Blast! He had to steel his mind. He had to concentrate, or he’d get himself killed. With an effort, he turned his mind to the danger before him. There was something in this house the spy wanted enough to kill for, Nigel was sure.

It was also enough for Nigel to die for.

Minutes ticked by before, quite suddenly, the commotion upstairs stilled. Nigel grew concerned the dastard had somehow become aware of him and might use a window to escape. The thought forced Nigel’s hand; he could lie in wait no longer. Carefully, he crept up the stairs, keeping his eye on the faint glow of lamplight he could still see. Suddenly, a tread creaked underfoot, and the light disappeared. Silently, Nigel swore.

From that point on, his quarry was no longer bold. He was cautious, expertly stealthy, and almost silent. But not as silent as Nigel.

With all the servants gone, the fires had been put out or banked, and the house was dark as coal. Soundlessly, Nigel crept up the stairs, ready for an attack when he rounded the landing or gained the next floor, but none came. He’d have preferred an attack; that he could handle. Instead, he found himself inching down a corridor, listening to every crack and groan of the house as it settled and swayed in the wind, to every
tick-tock
and every clang of chimes. The other man was using the sounds as cover, Nigel was sure, for that’s what Nigel himself was doing, as he moved slowly, slowly along the corridor, closing in.

Until the crash of shattering glass downstairs broke the stillness.

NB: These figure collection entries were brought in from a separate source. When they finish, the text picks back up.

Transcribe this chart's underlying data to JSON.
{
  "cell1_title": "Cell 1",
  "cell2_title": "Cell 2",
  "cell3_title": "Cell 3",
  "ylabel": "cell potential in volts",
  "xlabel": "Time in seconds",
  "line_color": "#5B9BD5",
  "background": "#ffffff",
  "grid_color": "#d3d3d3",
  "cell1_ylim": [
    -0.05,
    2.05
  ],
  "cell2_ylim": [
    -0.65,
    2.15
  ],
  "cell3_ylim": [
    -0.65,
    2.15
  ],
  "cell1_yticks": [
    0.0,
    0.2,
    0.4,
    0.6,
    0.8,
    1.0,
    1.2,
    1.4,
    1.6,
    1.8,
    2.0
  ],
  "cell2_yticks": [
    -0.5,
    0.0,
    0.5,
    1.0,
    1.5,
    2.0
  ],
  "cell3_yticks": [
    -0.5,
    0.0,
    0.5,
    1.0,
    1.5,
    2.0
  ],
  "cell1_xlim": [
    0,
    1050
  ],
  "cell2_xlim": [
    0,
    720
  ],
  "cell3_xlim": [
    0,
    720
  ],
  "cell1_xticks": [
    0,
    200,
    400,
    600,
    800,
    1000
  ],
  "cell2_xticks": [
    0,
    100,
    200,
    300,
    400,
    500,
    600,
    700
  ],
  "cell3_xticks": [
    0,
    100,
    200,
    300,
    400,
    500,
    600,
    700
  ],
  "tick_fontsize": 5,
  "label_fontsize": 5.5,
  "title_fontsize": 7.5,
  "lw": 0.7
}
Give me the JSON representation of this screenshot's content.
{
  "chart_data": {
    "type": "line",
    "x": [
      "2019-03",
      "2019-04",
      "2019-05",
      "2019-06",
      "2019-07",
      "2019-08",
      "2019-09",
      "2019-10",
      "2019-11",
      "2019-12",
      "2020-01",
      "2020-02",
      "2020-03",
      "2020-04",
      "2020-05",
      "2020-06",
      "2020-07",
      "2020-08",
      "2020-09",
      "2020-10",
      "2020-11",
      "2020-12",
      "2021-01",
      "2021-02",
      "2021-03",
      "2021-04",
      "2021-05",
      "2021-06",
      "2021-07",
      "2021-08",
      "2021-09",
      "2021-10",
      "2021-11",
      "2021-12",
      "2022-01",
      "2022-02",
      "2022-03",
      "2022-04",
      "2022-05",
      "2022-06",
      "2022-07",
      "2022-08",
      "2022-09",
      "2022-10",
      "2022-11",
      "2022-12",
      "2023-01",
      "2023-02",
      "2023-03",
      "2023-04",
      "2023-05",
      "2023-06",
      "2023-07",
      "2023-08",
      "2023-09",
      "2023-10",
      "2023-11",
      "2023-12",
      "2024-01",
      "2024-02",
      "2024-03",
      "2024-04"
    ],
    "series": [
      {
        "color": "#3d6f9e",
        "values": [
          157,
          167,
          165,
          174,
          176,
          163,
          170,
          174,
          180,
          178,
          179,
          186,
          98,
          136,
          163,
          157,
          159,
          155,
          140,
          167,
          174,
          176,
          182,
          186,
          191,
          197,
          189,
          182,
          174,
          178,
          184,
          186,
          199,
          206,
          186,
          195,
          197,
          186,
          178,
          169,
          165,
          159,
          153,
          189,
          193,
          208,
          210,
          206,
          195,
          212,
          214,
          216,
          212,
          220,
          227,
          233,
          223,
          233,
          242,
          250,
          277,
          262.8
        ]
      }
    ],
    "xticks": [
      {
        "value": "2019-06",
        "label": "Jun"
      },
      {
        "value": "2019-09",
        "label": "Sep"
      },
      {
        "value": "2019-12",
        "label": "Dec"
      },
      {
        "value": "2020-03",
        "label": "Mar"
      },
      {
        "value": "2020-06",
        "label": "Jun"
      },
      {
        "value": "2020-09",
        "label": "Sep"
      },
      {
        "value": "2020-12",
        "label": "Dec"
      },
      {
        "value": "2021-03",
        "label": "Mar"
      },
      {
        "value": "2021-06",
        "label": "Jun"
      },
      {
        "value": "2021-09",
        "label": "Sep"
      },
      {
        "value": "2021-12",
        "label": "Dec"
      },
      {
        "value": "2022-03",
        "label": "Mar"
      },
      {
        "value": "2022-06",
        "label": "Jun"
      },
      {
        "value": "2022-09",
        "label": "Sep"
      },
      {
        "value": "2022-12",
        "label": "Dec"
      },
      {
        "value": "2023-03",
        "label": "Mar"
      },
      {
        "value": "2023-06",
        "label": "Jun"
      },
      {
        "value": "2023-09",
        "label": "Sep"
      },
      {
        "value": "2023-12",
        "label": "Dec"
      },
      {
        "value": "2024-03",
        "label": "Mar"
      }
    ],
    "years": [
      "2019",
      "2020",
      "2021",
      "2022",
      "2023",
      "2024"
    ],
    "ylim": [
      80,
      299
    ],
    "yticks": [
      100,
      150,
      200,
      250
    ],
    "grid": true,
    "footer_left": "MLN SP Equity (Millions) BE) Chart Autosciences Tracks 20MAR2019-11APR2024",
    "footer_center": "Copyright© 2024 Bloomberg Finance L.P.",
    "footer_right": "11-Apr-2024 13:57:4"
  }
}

Nigel’s attention wavered for a split second. Two of them! One clever and stealthy enough to rig the front door and the other clumsy and bold enough to break a window. With a blow at just the right angle, Nigel knew he could render a man unconscious instantly, but it would be impossible to deliver the blow with the needed accuracy in total darkness, and if the first man cried out, the second man would be upon them almost instantly. Nigel knew he could kill them both, but Sir Winston had warned it was vital the spies be brought in unharmed or at least still able to speak.

Drawing his pistol, he continued his hunt, knowing the odds against him had more than doubled. He’d kill both of them, if he had to, but even if he had to give his own life, Nigel wasn’t going to let either of them escape. All England depended upon him. He crept through the house, his senses alert for any movement, any odor, current, or sound that would allow him to strike. He would not fail—except in one regard.

He was going to let Kathryn go.

Hell, he would force her to go. He knew certain parties who would deliver human cargo anywhere in the world. When he found her, he’d probably have to knock the hellcat out. She’d wake up with a bump on the head on a ship bound for America.

And Nigel would have to live with the terrible knowledge that he’d betrayed his country.

BRIAN O’FLAUGHERTY listened to the sound of breaking glass and sneered. There was another English piss-ant in the house, and a foolish one by the sound of it. He used the distraction and the noise to open a window. He, damn him, was not the oaf the one downstairs evidently was, and he was closing in on Brian even now.

Climbing out the window, he clung to the ornate moulding on the house and edged along a ledge to the next window over. It was unlocked, of course, as Brian had opened it himself an hour ago, just in case.

He thought he’d kill the stupid, clumsy one first. Maybe slit his throat. Gurgling screams would serve as a pleasant distraction for the clever one.

Damn them both!

The plans were here somewhere, and Brian wanted nothing more than to retrieve them and collect his reward, a portion of gold the French had promised would see him safely back to Ireland and living in comfort for the rest of his days. No longer would he be at the mercy of an English landlord, scrabbling through the turf digging potatoes or poaching rabbits. No more wondering if he’d make it through the winter and having to bring the steaming, stinking animals inside his low, smoky sod hut to keep himself and them from freezing to death. No more accepting alms from the lord’s patronizing missus, who always looked as though the smell of Brian’s hovel pained her. And--
God’s eyes
!--there would be no more playing the part of the mincing, sniveling English dancing master!